The organization, whose name comes from the Arabic word for shelter, was established by students at four U.S. universities, including Bushra Bataineh, who earned a PhD in sustainable design and construction at Stanford in 2019. Mawa received an innovation transfer grant from Stanford’s TomKat Center for Sustainable Energy in 2018 to allow them to advance their idea and develop a viable prototype.

Student Shadi Elaridi said students learned that the average length of time someone spends in a refugee camp is 17 years, but current housing is designed to last only one to five years.

“I envision these homes impacting the lives of many children born in refugee camps around the world and I’m excited for the positivity it will bring into their lives,” he said. “It’s inspiring to think that many individuals who will call refugee camps ‘home’ for the first 20 or so years of their lives will associate that time with a dignified environment.”

During the two-quarter course, students learn skills in engineering design, teamwork, project management, the engineering development process and professional communication – oral, presentation, written documentation and listening – and evaluate the ethical, sustainability, health, environmental and societal impact of their projects.

The course is taught by Jeff Wood, the capstone course and lab project development director in the Department of Mechanical Engineering in the School of Engineering, and Shoshanah Cohen, director of community-engaged learning in engineering at the Haas Center for Public Service.

Engineering in the real world

Cohen said most mechanical engineering design classes give students a specific challenge with precise technical requirements and ask them to develop something to meet these requirements.

“In real life, engineering projects can be incredibly open-ended, and the necessary data and information isn’t necessarily available,” she said. “You have to find it or derive it or use the knowledge you’ve gained from your educational background and experiences.”

“I think the most powerful thing about engineering is the ability to create positive change in the world.”

—Makenzie Fischer

During the course, which is certified as a Cardinal Course by the Haas Center for Public Service, students spend several weeks figuring out who will use the product, what they want and need and how to translate these needs into to technical requirements.

“We want students to get experience working with a real person or organization that needs what they are designing,” Cohen said. “We also want them to get experience working in an assigned team.

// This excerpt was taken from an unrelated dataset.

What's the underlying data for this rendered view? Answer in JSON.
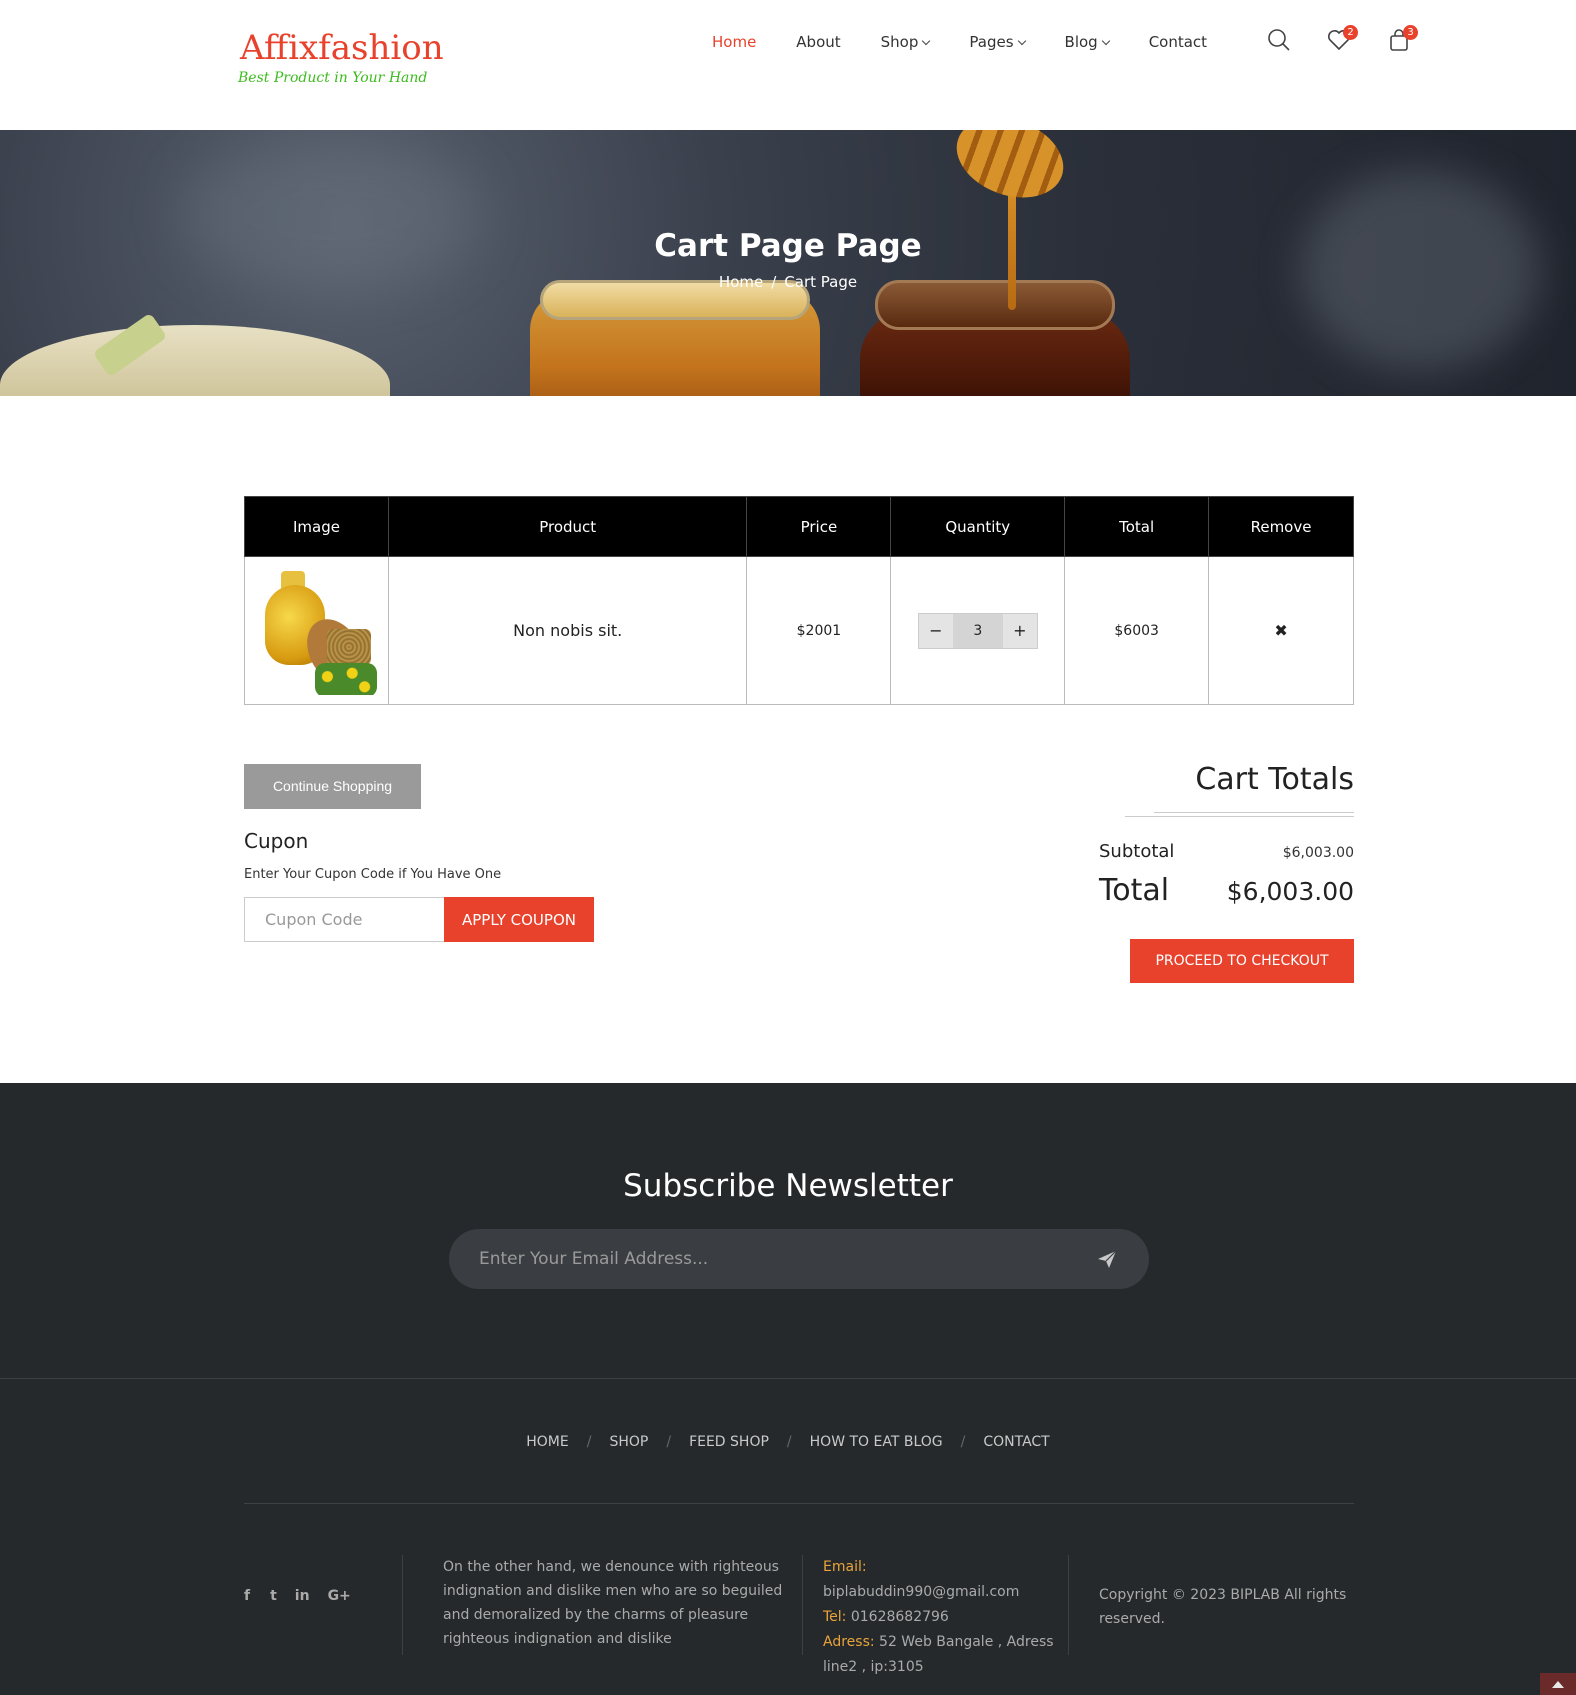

That’s also real world. You almost never get to choose who you get to work with on engineering design projects.”

Instructors select projects that can have a meaningful impact on problems related to the environment, health and equity.

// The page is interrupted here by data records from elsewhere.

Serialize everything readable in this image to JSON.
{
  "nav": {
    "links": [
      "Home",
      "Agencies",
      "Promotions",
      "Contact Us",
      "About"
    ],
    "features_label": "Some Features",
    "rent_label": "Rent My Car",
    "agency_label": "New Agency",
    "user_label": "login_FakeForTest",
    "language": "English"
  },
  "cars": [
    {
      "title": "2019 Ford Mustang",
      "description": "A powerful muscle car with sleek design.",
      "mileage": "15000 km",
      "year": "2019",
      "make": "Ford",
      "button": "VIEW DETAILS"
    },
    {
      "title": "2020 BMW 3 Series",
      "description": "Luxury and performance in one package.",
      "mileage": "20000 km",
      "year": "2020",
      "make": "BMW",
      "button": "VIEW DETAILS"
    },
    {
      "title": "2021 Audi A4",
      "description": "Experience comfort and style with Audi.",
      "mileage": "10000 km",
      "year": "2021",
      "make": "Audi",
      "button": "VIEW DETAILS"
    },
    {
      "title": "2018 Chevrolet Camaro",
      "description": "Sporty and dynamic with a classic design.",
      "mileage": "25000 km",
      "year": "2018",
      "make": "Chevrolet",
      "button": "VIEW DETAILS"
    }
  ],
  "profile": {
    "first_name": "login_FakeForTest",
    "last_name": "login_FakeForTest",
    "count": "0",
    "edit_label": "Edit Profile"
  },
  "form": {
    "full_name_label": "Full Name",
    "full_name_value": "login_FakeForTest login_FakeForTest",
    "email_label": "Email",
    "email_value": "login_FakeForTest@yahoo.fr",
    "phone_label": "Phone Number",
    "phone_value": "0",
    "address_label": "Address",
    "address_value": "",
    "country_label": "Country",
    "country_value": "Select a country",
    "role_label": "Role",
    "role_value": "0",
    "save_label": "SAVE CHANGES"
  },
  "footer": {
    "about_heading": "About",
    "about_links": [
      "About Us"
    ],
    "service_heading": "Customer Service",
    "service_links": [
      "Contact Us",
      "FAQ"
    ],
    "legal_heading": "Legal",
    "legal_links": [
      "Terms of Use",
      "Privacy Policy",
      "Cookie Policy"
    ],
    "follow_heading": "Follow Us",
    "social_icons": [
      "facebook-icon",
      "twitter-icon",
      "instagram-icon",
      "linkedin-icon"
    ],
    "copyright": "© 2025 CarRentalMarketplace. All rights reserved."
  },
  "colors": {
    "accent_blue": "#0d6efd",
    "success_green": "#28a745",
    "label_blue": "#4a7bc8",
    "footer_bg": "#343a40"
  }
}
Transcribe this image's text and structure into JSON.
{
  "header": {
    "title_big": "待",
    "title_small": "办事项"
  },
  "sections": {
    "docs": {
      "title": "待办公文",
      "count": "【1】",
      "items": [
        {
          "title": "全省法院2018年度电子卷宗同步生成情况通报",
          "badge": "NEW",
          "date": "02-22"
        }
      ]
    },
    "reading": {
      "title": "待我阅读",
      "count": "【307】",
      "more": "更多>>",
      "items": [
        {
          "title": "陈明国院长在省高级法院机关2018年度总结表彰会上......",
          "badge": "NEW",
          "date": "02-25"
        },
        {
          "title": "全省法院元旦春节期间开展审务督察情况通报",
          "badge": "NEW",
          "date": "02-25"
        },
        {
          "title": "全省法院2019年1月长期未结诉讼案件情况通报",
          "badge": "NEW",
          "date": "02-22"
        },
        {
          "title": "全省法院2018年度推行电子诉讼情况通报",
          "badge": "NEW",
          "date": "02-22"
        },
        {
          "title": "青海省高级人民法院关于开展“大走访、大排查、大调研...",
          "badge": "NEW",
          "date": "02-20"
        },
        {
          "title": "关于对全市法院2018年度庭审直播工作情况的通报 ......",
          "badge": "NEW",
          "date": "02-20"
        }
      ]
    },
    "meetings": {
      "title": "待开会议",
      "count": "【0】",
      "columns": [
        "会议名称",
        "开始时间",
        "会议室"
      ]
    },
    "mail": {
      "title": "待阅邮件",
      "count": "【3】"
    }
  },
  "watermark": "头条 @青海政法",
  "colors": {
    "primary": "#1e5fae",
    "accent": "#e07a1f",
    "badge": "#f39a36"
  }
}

“We don’t expect students to develop something earthshattering – and we don’t promise the community partner that they’ll solve the problem – but we do expect students to do their best work because there are actual people on the receiving end who can benefit from their efforts,” Cohen said. “We find that students are excited to work on projects with a clear purpose and they take them very seriously.”

Students were inspired by the partnership with Mawa.

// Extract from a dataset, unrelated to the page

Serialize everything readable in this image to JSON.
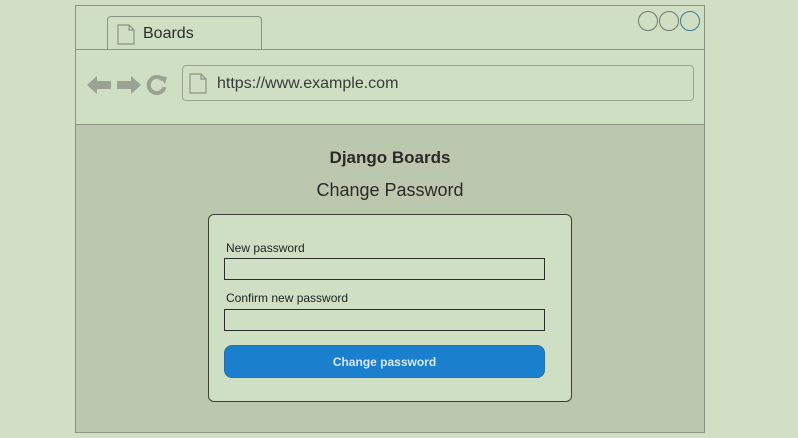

“Mawa has a great mission,” said Aidan Fay. “Being able to apply engineering for an explicitly humanitarian cause brings an additional layer of meaning to the course.”

Fischer agrees.

“I think the most powerful thing about engineering is the ability to create positive change in the world,” she said. “This project has immense potential to tangibly improve the lives of refugees. We really hope that our roofing solution will help Mawa accomplish its goal of providing refugees with a more dignified and comfortable living environment.”